Automated Clinical Information Extraction from Diagnostic and Nondiagnostic Radiology Reports Using Modern Language Models.
Authors
Affiliations (5)
Affiliations (5)
- Medical Scientist Training Program, Case Western Reserve University School of Medicine, Cleveland, OH, USA. [email protected].
- Department of Population and Quantitative Health Sciences, Case Western Reserve University School of Medicine, Cleveland, OH, USA. [email protected].
- Center for Value-Based Care Research, Department of Internal Medicine and Geriatrics, Primary Care Institute, Cleveland Clinic, Cleveland, OH, USA. [email protected].
- Center for Diagnostics and Artificial Intelligence, Pathology & Laboratory Medicine Institute, Cleveland Clinic, Cleveland, OH, USA.
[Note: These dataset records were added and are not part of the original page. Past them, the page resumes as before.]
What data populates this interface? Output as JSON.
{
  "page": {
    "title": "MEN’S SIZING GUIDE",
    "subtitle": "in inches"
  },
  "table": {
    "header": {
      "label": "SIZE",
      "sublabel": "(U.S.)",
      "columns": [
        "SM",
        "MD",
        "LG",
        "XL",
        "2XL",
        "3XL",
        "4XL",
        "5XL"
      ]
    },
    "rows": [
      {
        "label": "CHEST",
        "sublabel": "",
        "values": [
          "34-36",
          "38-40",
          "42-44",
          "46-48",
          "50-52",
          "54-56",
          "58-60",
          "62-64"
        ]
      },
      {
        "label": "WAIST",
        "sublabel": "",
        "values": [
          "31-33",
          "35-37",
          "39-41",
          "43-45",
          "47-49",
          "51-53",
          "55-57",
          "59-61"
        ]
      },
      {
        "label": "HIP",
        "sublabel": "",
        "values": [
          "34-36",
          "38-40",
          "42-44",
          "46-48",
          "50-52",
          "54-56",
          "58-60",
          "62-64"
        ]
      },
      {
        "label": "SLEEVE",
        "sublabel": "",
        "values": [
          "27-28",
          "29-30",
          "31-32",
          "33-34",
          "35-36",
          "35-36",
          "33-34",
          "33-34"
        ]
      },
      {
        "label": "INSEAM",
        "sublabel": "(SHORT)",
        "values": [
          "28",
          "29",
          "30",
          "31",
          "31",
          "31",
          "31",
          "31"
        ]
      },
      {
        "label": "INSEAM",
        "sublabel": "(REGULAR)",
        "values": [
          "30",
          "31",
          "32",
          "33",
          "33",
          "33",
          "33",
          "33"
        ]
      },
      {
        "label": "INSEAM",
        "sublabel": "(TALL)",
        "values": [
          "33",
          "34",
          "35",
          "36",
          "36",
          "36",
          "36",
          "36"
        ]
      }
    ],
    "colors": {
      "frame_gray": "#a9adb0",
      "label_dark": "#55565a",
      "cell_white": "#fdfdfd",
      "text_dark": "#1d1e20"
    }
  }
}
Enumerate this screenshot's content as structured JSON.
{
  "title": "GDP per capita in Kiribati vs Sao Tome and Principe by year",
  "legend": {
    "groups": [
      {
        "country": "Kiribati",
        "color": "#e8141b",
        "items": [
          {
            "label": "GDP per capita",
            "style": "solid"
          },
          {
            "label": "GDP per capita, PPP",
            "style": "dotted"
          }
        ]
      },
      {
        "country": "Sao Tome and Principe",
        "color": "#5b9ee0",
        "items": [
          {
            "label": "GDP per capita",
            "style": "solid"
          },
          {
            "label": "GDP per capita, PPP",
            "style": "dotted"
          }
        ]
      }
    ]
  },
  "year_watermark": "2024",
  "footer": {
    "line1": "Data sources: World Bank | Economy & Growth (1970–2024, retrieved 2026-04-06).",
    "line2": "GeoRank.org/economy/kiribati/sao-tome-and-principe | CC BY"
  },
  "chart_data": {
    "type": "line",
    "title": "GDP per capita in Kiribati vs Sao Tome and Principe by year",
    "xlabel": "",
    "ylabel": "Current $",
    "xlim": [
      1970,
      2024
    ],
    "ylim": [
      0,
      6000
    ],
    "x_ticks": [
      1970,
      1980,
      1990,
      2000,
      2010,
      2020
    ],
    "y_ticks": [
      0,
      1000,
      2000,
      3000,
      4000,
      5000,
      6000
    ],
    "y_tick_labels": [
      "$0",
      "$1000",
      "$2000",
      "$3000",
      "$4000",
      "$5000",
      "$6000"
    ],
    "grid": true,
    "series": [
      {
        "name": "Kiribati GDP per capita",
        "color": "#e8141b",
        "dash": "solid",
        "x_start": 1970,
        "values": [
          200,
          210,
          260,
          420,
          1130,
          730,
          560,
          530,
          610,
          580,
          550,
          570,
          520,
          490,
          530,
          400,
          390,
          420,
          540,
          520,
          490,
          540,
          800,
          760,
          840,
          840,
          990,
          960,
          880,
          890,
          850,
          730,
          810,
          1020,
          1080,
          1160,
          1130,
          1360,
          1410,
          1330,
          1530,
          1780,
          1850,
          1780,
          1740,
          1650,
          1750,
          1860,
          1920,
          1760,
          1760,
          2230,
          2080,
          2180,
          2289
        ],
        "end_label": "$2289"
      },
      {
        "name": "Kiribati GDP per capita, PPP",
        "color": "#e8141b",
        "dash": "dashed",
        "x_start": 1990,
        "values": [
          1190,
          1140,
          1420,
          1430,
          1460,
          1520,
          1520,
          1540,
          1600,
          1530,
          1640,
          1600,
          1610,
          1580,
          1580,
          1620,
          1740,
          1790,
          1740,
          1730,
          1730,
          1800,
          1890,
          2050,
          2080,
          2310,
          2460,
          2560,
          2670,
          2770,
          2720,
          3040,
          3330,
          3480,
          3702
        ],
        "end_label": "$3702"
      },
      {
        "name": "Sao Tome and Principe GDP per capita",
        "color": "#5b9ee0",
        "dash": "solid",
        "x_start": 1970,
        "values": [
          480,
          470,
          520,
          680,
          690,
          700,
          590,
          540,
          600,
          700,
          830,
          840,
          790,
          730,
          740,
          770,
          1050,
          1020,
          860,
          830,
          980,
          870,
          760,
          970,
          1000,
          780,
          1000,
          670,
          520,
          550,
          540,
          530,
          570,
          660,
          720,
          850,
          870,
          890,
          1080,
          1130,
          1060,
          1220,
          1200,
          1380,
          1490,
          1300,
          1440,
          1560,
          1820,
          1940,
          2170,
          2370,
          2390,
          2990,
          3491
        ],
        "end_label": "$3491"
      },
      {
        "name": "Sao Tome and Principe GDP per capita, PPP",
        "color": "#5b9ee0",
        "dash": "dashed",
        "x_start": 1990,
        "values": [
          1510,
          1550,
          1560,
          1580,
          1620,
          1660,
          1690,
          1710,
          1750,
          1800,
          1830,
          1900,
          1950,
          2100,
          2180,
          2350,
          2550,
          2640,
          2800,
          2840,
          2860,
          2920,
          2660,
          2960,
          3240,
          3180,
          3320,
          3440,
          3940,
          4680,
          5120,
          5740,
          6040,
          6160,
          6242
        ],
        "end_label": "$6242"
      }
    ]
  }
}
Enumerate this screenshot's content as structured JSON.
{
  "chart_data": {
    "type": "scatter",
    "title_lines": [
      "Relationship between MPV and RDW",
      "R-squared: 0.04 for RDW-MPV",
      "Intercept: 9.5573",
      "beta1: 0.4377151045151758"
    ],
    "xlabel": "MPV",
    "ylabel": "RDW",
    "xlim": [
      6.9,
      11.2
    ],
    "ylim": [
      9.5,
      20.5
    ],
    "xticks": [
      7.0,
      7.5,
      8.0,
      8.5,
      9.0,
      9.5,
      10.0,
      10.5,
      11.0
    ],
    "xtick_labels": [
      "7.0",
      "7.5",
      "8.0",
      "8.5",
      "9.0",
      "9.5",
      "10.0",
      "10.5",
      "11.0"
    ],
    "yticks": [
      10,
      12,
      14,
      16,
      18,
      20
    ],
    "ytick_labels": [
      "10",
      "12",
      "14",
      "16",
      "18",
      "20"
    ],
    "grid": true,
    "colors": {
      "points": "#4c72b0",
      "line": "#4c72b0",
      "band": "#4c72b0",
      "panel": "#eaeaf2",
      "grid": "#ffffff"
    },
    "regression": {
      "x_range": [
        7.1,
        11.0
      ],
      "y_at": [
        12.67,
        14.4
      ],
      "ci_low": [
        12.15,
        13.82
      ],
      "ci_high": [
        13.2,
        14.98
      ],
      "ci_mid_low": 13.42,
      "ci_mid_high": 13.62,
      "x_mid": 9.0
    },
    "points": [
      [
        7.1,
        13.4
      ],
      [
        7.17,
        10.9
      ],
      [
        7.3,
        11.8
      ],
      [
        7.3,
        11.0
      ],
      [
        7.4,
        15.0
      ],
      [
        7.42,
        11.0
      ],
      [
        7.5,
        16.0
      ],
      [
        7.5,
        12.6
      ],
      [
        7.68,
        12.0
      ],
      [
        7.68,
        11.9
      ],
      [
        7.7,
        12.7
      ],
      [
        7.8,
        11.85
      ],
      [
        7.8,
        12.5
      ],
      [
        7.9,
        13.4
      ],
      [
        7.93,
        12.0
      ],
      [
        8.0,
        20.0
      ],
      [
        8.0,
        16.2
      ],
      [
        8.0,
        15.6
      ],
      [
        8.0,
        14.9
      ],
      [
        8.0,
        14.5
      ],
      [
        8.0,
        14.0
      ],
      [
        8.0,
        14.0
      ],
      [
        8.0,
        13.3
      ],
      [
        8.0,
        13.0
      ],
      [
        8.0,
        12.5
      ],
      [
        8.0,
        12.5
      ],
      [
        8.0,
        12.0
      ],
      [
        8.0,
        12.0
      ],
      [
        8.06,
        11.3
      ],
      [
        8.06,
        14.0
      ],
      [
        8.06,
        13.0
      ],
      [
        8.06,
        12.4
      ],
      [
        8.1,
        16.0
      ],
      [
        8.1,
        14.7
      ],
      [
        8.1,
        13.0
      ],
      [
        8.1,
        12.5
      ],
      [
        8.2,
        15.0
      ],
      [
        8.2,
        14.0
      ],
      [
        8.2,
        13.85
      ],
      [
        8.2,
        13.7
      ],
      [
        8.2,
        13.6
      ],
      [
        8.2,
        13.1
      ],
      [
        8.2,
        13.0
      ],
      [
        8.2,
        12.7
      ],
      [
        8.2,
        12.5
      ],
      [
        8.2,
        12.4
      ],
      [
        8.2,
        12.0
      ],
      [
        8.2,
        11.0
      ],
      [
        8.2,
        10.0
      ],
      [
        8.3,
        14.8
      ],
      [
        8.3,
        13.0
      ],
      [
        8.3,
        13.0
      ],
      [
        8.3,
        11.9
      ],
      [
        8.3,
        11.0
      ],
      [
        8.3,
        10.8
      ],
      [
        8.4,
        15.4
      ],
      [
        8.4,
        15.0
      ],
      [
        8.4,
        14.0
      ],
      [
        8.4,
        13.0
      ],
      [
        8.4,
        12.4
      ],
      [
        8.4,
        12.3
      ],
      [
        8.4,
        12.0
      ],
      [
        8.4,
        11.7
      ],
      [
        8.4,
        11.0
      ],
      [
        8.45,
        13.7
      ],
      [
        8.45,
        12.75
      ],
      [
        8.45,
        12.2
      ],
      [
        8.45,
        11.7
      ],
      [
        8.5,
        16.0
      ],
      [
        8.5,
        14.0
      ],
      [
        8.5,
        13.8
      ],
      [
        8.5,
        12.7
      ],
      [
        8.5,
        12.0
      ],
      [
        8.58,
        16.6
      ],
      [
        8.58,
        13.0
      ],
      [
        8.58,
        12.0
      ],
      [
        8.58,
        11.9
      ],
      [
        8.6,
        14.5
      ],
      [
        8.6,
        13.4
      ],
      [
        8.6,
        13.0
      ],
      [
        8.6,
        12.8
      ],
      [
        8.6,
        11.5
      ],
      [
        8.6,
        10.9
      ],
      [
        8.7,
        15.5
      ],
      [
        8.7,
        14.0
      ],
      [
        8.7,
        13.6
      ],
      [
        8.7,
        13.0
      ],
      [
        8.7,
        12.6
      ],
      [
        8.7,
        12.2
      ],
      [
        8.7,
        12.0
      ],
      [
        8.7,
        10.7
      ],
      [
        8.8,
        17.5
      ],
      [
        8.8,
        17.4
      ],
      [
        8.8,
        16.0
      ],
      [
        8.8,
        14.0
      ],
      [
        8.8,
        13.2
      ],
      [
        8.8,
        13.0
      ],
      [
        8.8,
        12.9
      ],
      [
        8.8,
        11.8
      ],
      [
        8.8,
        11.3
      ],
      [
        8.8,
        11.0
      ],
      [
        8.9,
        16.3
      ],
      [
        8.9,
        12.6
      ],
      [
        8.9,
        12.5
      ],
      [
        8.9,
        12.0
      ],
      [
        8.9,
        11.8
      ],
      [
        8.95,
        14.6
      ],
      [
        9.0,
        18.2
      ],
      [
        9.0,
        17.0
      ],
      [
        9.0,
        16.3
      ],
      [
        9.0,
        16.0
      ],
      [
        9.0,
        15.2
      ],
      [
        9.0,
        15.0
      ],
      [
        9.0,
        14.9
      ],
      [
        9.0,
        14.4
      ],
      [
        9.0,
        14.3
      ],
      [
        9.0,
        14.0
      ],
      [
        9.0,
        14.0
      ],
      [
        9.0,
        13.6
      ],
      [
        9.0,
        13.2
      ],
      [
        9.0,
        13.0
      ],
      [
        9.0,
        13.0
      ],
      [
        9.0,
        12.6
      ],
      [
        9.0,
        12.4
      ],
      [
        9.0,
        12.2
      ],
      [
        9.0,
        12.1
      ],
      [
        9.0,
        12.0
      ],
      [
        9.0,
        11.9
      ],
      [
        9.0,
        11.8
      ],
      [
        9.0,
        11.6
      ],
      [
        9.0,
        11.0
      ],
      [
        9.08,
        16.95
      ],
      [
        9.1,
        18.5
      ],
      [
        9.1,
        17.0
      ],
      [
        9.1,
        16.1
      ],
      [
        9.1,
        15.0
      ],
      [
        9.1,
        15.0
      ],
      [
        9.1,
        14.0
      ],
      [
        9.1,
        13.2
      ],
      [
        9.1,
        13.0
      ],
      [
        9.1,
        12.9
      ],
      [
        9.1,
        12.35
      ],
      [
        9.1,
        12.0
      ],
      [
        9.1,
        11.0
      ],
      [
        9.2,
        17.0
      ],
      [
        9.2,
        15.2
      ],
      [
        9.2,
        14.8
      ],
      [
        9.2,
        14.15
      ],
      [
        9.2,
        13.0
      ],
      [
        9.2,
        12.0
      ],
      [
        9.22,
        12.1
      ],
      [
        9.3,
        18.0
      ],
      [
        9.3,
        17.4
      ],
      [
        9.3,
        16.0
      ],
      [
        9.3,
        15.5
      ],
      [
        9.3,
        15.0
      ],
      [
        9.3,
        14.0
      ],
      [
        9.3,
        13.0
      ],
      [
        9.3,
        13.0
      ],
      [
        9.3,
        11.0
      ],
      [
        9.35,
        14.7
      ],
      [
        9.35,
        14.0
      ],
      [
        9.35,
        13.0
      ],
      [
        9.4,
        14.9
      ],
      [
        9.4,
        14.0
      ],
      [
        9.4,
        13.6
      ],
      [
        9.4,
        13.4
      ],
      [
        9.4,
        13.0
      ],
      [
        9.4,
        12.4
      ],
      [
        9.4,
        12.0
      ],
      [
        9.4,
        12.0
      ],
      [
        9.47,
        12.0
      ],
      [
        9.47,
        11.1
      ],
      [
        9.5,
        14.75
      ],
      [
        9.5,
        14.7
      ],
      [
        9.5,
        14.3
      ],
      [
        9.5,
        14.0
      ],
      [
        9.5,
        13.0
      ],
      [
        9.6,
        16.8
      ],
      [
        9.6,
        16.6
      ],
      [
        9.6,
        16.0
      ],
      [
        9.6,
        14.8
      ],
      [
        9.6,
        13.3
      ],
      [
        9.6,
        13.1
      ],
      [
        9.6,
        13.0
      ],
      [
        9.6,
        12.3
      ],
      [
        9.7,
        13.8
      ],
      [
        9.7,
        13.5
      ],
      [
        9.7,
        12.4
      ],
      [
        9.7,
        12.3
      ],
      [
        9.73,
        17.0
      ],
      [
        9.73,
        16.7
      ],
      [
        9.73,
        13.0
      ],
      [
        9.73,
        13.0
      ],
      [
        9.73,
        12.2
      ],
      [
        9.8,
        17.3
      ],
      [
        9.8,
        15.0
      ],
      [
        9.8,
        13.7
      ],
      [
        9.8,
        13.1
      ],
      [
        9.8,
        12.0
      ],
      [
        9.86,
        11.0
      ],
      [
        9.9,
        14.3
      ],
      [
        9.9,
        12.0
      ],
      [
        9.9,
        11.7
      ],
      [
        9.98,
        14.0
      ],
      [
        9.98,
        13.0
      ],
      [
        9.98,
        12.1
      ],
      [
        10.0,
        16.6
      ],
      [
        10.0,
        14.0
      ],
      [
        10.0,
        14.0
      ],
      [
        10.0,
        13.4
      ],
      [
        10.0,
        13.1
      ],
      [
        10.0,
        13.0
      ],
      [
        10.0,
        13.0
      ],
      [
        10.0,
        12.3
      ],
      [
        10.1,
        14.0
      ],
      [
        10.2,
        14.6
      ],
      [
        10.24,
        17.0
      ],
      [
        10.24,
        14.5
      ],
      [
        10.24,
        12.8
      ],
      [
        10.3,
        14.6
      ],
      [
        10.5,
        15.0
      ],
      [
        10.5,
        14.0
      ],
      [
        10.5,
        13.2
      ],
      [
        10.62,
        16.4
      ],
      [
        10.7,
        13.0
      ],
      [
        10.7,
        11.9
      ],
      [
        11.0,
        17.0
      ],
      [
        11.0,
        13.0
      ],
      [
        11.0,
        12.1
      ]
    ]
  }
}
- Center for Value-Based Care Research, Department of Internal Medicine and Geriatrics, Primary Care Institute, Cleveland Clinic, Cleveland, OH, USA.
Abstract
Our objective was to automate the extraction of clinical diagnoses from diagnostic and nondiagnostic radiology reports using modern language models and structured electronic health record (EHR) data. We selected venous thromboembolism (VTE) as our use case for which imaging is the gold standard but is not always fully diagnostic. We extracted venous duplex, computed tomography, and ventilation-perfusion scan reports from the Cleveland Clinic EHR system for patients admitted 2011-2020. Report ground truths were positive, negative, or nondiagnostic. We compared multiple large language models (LLMs) and bidirectional encoder representations from transformers (BERT) models on multiclass classification in holdout evaluation sets. Error analysis guided iterative LLM prompt design and maximized the detection of nondiagnostic reports. ICD-10 codes and therapeutic anticoagulation data were used to adjudicate VTE diagnoses for patients with nondiagnostic reports. We identified 82,476 radiology reports among 213,724 patients. Across models, multiclass areas under the receiver operating characteristics and precision-recall curves ranged from 0.83 to 0.96 and 0.57 to 0.94. The most accurate model, Llama-3.3, detected 95% of VTE-positive reports with a precision of 99.6% and detected 87% of nondiagnostic reports with a precision of 88%. The positive detection rate increased to 98% when we paired structured EHR variables with minimal chart review (0.7% of the evaluation set) to adjudicate diagnoses for patients with nondiagnostic reports. In summary, Llama-3.3 was highly sensitive and specific for positive VTE diagnoses and nondiagnostic radiology reports. We integrated an LLM, structured EHR variables, and limited chart review for successful management of diagnostic uncertainty in automated information extraction from radiology reports.